Her first books, When Peggy Smiled: A Love Story and The Biddy Club, were published in 1888. They were followed, in 1898, by The Little Brown Dog and How to Cook Husbands, the later of which was discussed anew in a 2019 article. Her final book was The Gentle Art of Cooking Wives, published in 1900.

She sometimes wrote under the pen name Griffith A. Nicholas.

== Critical reception ==
During her lifetime, Worthington’s works received a mixture of popular and critical attention. Newspaper advertisements promoted her writing in striking terms. An advertisement for her book Our Children in Peril in The Independent (1903) praised it as addressing "one of the most momentous problems of modern times is discussed in this book so powerfully that it will startle and arouse the fathers and mothers of this country." Similarly, a New York Times advertisement from the same month marketed it as "one of the most momentous problems in modern life—the unrecognized vicious practices among the pupils of our public schools—is treated in this work so sanely, so fearlessly, that the revelations made will astound the fathers and mothers of the land." These promotional materials emphasized the reformist urgency of Worthington’s work.

However, not all public reactions to Worthington were favorable. In a 1898 article responding to a letter she had written to a newspaper criticizing his comments about women war workers, Ambrose Bierce sarcastically described Worthington as having been "created free and equal and endowed by her creator with an inalienable lack of the sense of humor," while urging her to "take a more cheerful view of things, stop biting her funny thumb at me and send [him] a peace offering."

In the decades following her death, Worthington’s works continued to attract attention. Rebecca B. Edwards, in her dissertation Gender in American Politics, 1880–1900, writes that "Elizabeth Strong Worthington, an Oregon Republican, offered lectures instead of conventional stump speeches. In Sheen or Shine she addressed various aspects of the currency issue and interspersed her remarks with 'a series of stereopticon views.'" According to Edwards, these methods "reassured women in their first speaking attempts" while also "blunting the challenge to male politicians," allowing Worthington to present herself as a "public educator in the reform mode."

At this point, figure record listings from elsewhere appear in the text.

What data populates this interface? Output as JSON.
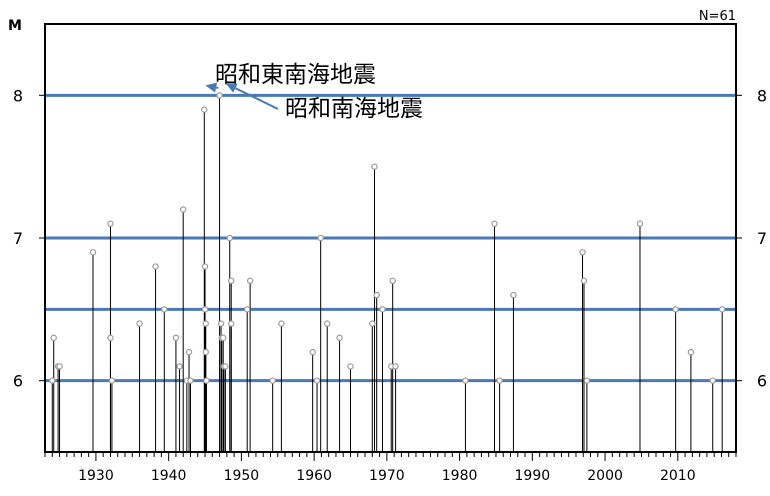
{
  "chart_data": {
    "type": "scatter",
    "style": "stem",
    "title": "",
    "n_label": "N=61",
    "ylabel": "M",
    "xlabel": "",
    "xlim": [
      1923,
      2018
    ],
    "ylim": [
      5.5,
      8.5
    ],
    "x_ticks": [
      1930,
      1940,
      1950,
      1960,
      1970,
      1980,
      1990,
      2000,
      2010
    ],
    "y_ticks": [
      6,
      7,
      8
    ],
    "reference_lines": [
      8.0,
      7.0,
      6.5,
      6.0
    ],
    "reference_line_color": "#4a7ab5",
    "stem_color": "#000000",
    "marker_color": "#9a9a9a",
    "grid": false,
    "points": [
      {
        "x": 1924.0,
        "y": 6.0
      },
      {
        "x": 1924.2,
        "y": 6.3
      },
      {
        "x": 1924.8,
        "y": 6.1
      },
      {
        "x": 1925.0,
        "y": 6.1
      },
      {
        "x": 1929.6,
        "y": 6.9
      },
      {
        "x": 1932.0,
        "y": 7.1
      },
      {
        "x": 1932.0,
        "y": 6.3
      },
      {
        "x": 1932.2,
        "y": 6.0
      },
      {
        "x": 1936.0,
        "y": 6.4
      },
      {
        "x": 1938.2,
        "y": 6.8
      },
      {
        "x": 1939.4,
        "y": 6.5
      },
      {
        "x": 1941.0,
        "y": 6.3
      },
      {
        "x": 1941.5,
        "y": 6.1
      },
      {
        "x": 1942.0,
        "y": 7.2
      },
      {
        "x": 1942.5,
        "y": 6.0
      },
      {
        "x": 1942.8,
        "y": 6.2
      },
      {
        "x": 1943.0,
        "y": 6.0
      },
      {
        "x": 1944.9,
        "y": 7.9
      },
      {
        "x": 1945.0,
        "y": 6.8
      },
      {
        "x": 1945.0,
        "y": 6.5
      },
      {
        "x": 1945.1,
        "y": 6.4
      },
      {
        "x": 1945.1,
        "y": 6.2
      },
      {
        "x": 1945.2,
        "y": 6.0
      },
      {
        "x": 1947.0,
        "y": 8.0
      },
      {
        "x": 1947.2,
        "y": 6.4
      },
      {
        "x": 1947.3,
        "y": 6.3
      },
      {
        "x": 1947.5,
        "y": 6.3
      },
      {
        "x": 1947.6,
        "y": 6.1
      },
      {
        "x": 1947.8,
        "y": 6.1
      },
      {
        "x": 1948.4,
        "y": 7.0
      },
      {
        "x": 1948.6,
        "y": 6.7
      },
      {
        "x": 1948.6,
        "y": 6.4
      },
      {
        "x": 1950.8,
        "y": 6.5
      },
      {
        "x": 1951.2,
        "y": 6.7
      },
      {
        "x": 1954.3,
        "y": 6.0
      },
      {
        "x": 1955.5,
        "y": 6.4
      },
      {
        "x": 1959.8,
        "y": 6.2
      },
      {
        "x": 1960.4,
        "y": 6.0
      },
      {
        "x": 1960.9,
        "y": 7.0
      },
      {
        "x": 1961.8,
        "y": 6.4
      },
      {
        "x": 1963.5,
        "y": 6.3
      },
      {
        "x": 1965.0,
        "y": 6.1
      },
      {
        "x": 1968.0,
        "y": 6.4
      },
      {
        "x": 1968.3,
        "y": 7.5
      },
      {
        "x": 1968.6,
        "y": 6.6
      },
      {
        "x": 1969.4,
        "y": 6.5
      },
      {
        "x": 1970.6,
        "y": 6.1
      },
      {
        "x": 1970.8,
        "y": 6.7
      },
      {
        "x": 1971.2,
        "y": 6.1
      },
      {
        "x": 1980.8,
        "y": 6.0
      },
      {
        "x": 1984.8,
        "y": 7.1
      },
      {
        "x": 1985.5,
        "y": 6.0
      },
      {
        "x": 1987.4,
        "y": 6.6
      },
      {
        "x": 1996.9,
        "y": 6.9
      },
      {
        "x": 1997.1,
        "y": 6.7
      },
      {
        "x": 1997.5,
        "y": 6.0
      },
      {
        "x": 2004.8,
        "y": 7.1
      },
      {
        "x": 2009.7,
        "y": 6.5
      },
      {
        "x": 2011.8,
        "y": 6.2
      },
      {
        "x": 2014.8,
        "y": 6.0
      },
      {
        "x": 2016.1,
        "y": 6.5
      }
    ],
    "annotations": [
      {
        "text": "昭和東南海地震",
        "target": {
          "x": 1944.9,
          "y": 8.0
        }
      },
      {
        "text": "昭和南海地震",
        "target": {
          "x": 1947.0,
          "y": 8.0
        }
      }
    ],
    "annotation_arrow_color": "#4a7ab5"
  }
}
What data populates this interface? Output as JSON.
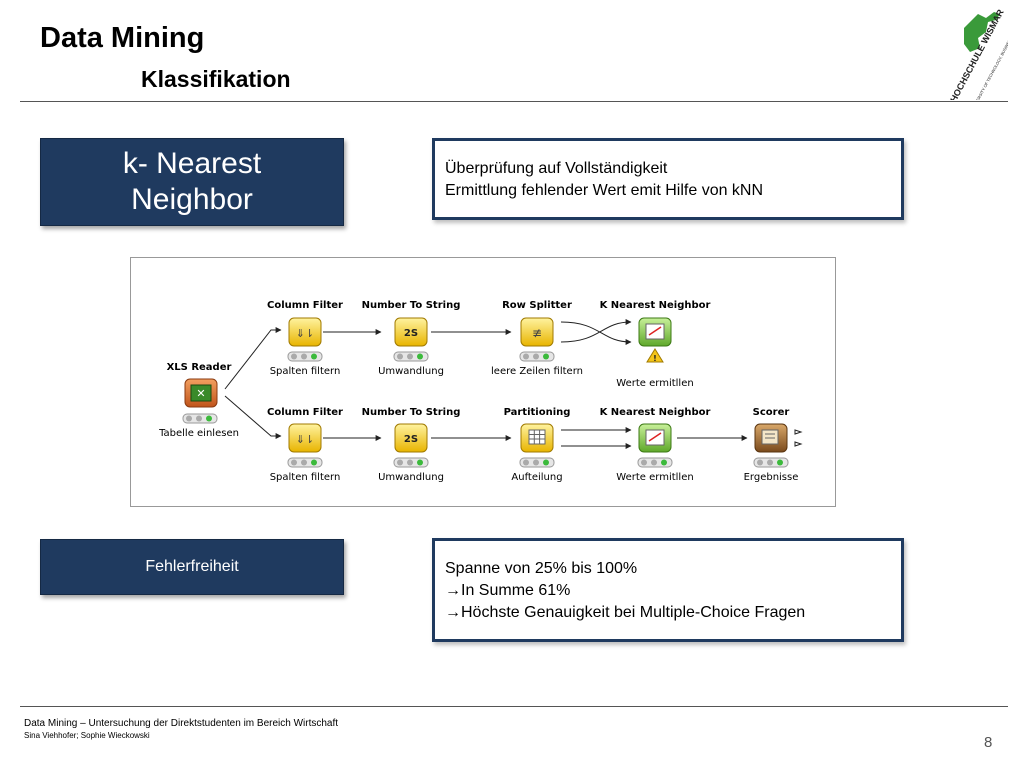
{
  "header": {
    "title": "Data Mining",
    "subtitle": "Klassifikation",
    "logo_text": "HOCHSCHULE WISMAR",
    "logo_small": "UNIVERSITY OF TECHNOLOGY, BUSINESS AND DESIGN"
  },
  "section1": {
    "label_line1": "k- Nearest",
    "label_line2": "Neighbor",
    "info_lines": [
      "Überprüfung auf Vollständigkeit",
      "Ermittlung fehlender Wert emit Hilfe von kNN"
    ]
  },
  "workflow": {
    "reader": {
      "title": "XLS Reader",
      "label": "Tabelle einlesen"
    },
    "row1": [
      {
        "title": "Column Filter",
        "label": "Spalten filtern",
        "icon": "column-filter-icon"
      },
      {
        "title": "Number To String",
        "label": "Umwandlung",
        "icon": "number-to-string-icon"
      },
      {
        "title": "Row Splitter",
        "label": "leere Zeilen filtern",
        "icon": "row-splitter-icon"
      },
      {
        "title": "K Nearest Neighbor",
        "label": "Werte ermitllen",
        "icon": "knn-icon"
      }
    ],
    "row2": [
      {
        "title": "Column Filter",
        "label": "Spalten filtern",
        "icon": "column-filter-icon"
      },
      {
        "title": "Number To String",
        "label": "Umwandlung",
        "icon": "number-to-string-icon"
      },
      {
        "title": "Partitioning",
        "label": "Aufteilung",
        "icon": "partitioning-icon"
      },
      {
        "title": "K Nearest Neighbor",
        "label": "Werte ermitllen",
        "icon": "knn-icon"
      },
      {
        "title": "Scorer",
        "label": "Ergebnisse",
        "icon": "scorer-icon"
      }
    ],
    "nts_glyph": "2S",
    "colors": {
      "yellow_node": "#f5c518",
      "green_node": "#7ac143",
      "orange_node": "#d9661f",
      "brown_node": "#8b5a2b"
    }
  },
  "section2": {
    "label": "Fehlerfreiheit",
    "info_lines": [
      "Spanne von 25% bis 100%",
      "In Summe 61%",
      "Höchste Genauigkeit bei Multiple-Choice Fragen"
    ],
    "arrow_glyph": "→"
  },
  "footer": {
    "line1": "Data Mining – Untersuchung der Direktstudenten im Bereich Wirtschaft",
    "line2": "Sina Viehhofer; Sophie Wieckowski",
    "page_number": "8"
  },
  "colors": {
    "navy": "#1f3a5f",
    "logo_green": "#3a9a3a"
  }
}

Sarah W. Walden, in her dissertation Reforming Tastes: Taste as a Print Aesthetic in American Cookery Writing, identifies How to Cook Husbands (1898) as "an example of the genre fluidity common in women’s print culture, as well as its pervasive emphasis on food and domesticity." Rather than presenting a traditional married woman nurturing her family, Worthington "varies the common domestic trope of the married white middle-class woman cooking to nurture her family. She presents instead an unmarried heroine doling out marital advice in the form of recipes." Walden argues that by making humans the subjects of her recipes, Worthington "demonstrates the flaws in society’s emphasis on the authority of the recipe in determining domestic standards." Walden further observes that no character or institution escapes Worthington’s critique: "Men and women, marriage and motherhood, science and sentimentality, all are combined in the novel to give a pointed critique of industrial culture and domestic advice literature, and to illustrate the far-reaching, and perhaps unanticipated, application of reform mentality."

==Popular Works==
How to Cook Husbands, her most popular work, was published in 1898. This book used a combination of humor and metaphors to tell women how their husbands should be treated. Each section contained a “recipe” that had nothing to do with food, they more so concerned marital behaviors and preferences. It is also important to note that this work does not explicitly seek to reform the home.

The Gentle Art of Cooking Wives, was released in 1900 as a sequel to How to Cook Husbands. This book is also a satirical guide and is written from a man's perspective. In this book, Worthington uses humor and irony to mock the idea that women should be controlled by their husbands. Even though this book is viewed as lighthearted, it carries a strong feminist message that women should be partners. Both of these works use wit and humor to criticize gender roles and show how outdated they really are. These popular writings appeared in many standard magazines over the years.

The Little Brown Dog is another popular piece written by Worthington in 1898. This story is a sentimental narrative centered around a woman and a stray dog. This stray dog finds a new home and transforms the lives of everyone around him. It contains themes of loyalty and companionship to show the deep bond between humans and animals. This narrative was widely recognized for its sentimental value and touches of humor that result in powerful lessons.

The Chrysalis is Worthingtons last known piece of literature. The title itself is viewed as metaphorical, referring to a time of transformation, similar to a chrysalis stage in the life of a butterfly. This book shows life from girlhood to womanhood by following a young woman going through the expectations of society, personal growth, and family. These themes of self discovery and female independence were major topics during the era of women's growing demand for more rights.